Hajjaj veut donner de son pays une image différente des clichés qui circulent encore en occident : « Quand on pense au Maroc, les gens pensent au Sahara, aux chameaux, au thé à la menthe. Je tente de créer une conversation entre les mondes, j’essaye de présenter une image moderne, mixte, complexe, positive de mon pays. Si j’emploie ces clichés, c’est pour mieux les détourner, en jouer, créer un dialogue entre les attentes et la réalité du pays. »


Détourner les clichés : Hassan Hajjaj sait faire… Il part de la femme voilée pour nous montrer des créatures qui portent des foulards Hermès ou Gucci en guise de hijabs, ou parfois de vulgaires copies, des chaussettes de toutes les couleurs à la place des bas noirs sous les babouches, des lunettes de soleil en forme de cœur et qui circulent en mobylette.

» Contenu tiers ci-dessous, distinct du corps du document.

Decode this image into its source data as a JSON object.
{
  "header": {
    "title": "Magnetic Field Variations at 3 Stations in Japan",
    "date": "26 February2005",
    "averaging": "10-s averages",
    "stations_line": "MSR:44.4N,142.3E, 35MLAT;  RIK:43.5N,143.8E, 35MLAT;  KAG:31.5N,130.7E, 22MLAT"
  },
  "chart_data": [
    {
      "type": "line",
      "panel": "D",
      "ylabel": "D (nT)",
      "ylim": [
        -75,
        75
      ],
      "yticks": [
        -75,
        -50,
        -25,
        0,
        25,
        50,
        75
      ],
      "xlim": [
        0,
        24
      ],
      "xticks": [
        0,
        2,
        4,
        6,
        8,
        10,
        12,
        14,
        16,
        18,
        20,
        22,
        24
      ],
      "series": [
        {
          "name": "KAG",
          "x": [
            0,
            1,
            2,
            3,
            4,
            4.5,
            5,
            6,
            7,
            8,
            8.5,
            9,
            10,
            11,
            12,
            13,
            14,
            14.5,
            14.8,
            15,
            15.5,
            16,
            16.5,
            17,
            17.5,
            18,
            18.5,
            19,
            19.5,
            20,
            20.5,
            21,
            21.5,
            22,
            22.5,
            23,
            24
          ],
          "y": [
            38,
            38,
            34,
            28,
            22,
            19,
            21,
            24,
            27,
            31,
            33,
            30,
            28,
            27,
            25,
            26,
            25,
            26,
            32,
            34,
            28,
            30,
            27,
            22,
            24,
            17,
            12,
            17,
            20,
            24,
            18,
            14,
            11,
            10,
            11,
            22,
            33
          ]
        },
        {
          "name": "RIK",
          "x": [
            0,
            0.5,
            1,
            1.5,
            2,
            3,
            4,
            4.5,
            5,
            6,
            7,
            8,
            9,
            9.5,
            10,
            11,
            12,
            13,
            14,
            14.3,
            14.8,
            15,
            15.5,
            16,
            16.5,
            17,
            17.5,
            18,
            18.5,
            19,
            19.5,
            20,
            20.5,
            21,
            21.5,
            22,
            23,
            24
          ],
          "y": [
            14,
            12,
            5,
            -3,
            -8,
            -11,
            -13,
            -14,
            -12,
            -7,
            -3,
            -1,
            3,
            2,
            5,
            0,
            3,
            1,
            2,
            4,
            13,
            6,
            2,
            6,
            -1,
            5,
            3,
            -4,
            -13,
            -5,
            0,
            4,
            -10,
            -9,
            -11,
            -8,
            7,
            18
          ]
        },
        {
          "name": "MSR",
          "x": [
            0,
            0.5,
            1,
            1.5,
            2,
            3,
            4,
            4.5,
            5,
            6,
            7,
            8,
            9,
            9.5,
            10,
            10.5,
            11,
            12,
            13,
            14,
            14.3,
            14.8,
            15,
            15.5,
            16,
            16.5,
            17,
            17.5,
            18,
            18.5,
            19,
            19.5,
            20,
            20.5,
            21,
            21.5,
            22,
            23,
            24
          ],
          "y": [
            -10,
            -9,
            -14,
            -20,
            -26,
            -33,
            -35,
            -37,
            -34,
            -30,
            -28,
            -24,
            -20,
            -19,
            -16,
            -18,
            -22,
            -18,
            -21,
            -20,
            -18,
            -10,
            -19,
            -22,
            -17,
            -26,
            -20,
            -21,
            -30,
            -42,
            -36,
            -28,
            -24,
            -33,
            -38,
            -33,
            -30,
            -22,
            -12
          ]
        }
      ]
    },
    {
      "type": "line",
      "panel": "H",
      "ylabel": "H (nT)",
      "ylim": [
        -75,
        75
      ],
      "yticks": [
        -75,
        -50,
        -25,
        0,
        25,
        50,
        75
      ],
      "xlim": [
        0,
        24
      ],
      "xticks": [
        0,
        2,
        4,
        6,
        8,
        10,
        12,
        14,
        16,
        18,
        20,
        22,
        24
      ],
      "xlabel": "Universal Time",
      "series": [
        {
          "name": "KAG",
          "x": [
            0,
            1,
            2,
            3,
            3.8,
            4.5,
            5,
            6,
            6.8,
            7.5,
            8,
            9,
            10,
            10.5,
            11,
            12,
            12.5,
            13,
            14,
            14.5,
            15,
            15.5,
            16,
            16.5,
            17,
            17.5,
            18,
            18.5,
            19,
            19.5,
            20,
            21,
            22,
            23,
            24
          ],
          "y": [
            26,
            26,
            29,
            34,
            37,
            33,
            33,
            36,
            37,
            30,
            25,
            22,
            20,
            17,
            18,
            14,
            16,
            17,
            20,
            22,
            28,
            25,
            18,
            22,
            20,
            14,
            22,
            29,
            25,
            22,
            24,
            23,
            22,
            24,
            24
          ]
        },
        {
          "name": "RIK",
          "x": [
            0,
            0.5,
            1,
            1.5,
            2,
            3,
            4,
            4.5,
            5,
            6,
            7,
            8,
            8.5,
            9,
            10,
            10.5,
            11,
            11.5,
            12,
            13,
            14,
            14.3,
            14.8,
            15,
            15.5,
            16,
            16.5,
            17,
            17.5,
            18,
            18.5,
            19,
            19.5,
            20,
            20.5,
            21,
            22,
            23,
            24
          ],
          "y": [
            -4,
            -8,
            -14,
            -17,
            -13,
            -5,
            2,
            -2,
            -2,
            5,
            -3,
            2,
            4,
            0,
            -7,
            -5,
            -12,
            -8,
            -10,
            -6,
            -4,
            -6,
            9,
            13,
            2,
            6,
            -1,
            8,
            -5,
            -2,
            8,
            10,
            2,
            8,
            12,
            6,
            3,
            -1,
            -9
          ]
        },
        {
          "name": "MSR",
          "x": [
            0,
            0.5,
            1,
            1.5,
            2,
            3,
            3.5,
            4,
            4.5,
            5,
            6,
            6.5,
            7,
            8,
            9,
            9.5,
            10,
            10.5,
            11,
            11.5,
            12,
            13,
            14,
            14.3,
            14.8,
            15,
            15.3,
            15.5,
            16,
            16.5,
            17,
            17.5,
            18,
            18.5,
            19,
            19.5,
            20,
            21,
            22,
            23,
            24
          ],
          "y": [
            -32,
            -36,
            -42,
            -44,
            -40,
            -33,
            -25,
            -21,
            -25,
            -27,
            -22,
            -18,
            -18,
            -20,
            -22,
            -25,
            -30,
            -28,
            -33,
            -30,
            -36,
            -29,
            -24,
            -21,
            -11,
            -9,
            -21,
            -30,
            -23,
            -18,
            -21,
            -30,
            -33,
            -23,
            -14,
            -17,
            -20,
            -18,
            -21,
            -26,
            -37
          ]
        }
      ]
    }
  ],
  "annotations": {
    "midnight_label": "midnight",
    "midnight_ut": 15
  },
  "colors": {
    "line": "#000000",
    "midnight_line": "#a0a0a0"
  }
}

L’artiste se justifie ainsi : « Je voulais surtout décloisonner les stéréotypes et les peurs autour du voile, qui sont si présents depuis des années aujourd’hui. » De même on voit des portraits d’hommes habillés avec des vêtements taillés dans les toiles servant à fabriquer les sacs bon marché qu’utilisent les migrants. On reconnait même JR parmi les personnages qui se sont prêtés à l’art du portrait selon Hajjaj. Parfois les poses et le cadrage rappellent ironiquement les portraits studio des photographes maliens Seydou Keita ou Malik Sidibé du siècle dernier, la couleur et le folklore en plus.


Hassan Hajjaj expose par séries. Il y a par exemple les « Kesh angels » diminutif des « Marrakech angels », femmes à mobylette qui sillonnent les ruelles de la vieille ville et à qui il donne des allures de loubards. Citons également la série rockstars, fortement caricaturée à la sauce marocaine. On dit de Hassan Hajjaj qu’il est un peu le Andy Warhol marocain pour avoir par exemple transformé le portrait de Madonna en femme berbère. L’artiste n’aime pas cette comparaison et il a sans doute raison ; son œuvre est suffisamment riche pour qu’il prétende se comparer d’abord à lui-même.


Le visiteur dont le regard est souvent fasciné par les images, oublie parfois que le mobilier de l’expo s’inspire de la même démarche. Les sièges sont par exemple fabriqués avec des caisses de boisson et recouverts de tissu de grands couturiers. Un studio a même été aménagé pour permettre aux amateurs de se tirer le portrait dans une ambiance Hajjaj reconstituée.

Philippe Rochot

MEP : Maison européenne de la Photo (rebaptisée pour la circonstance Maison marocaine de la Photo) . 11 sept au 17 novembre 2019. Ouvert du mercredi au dimanche.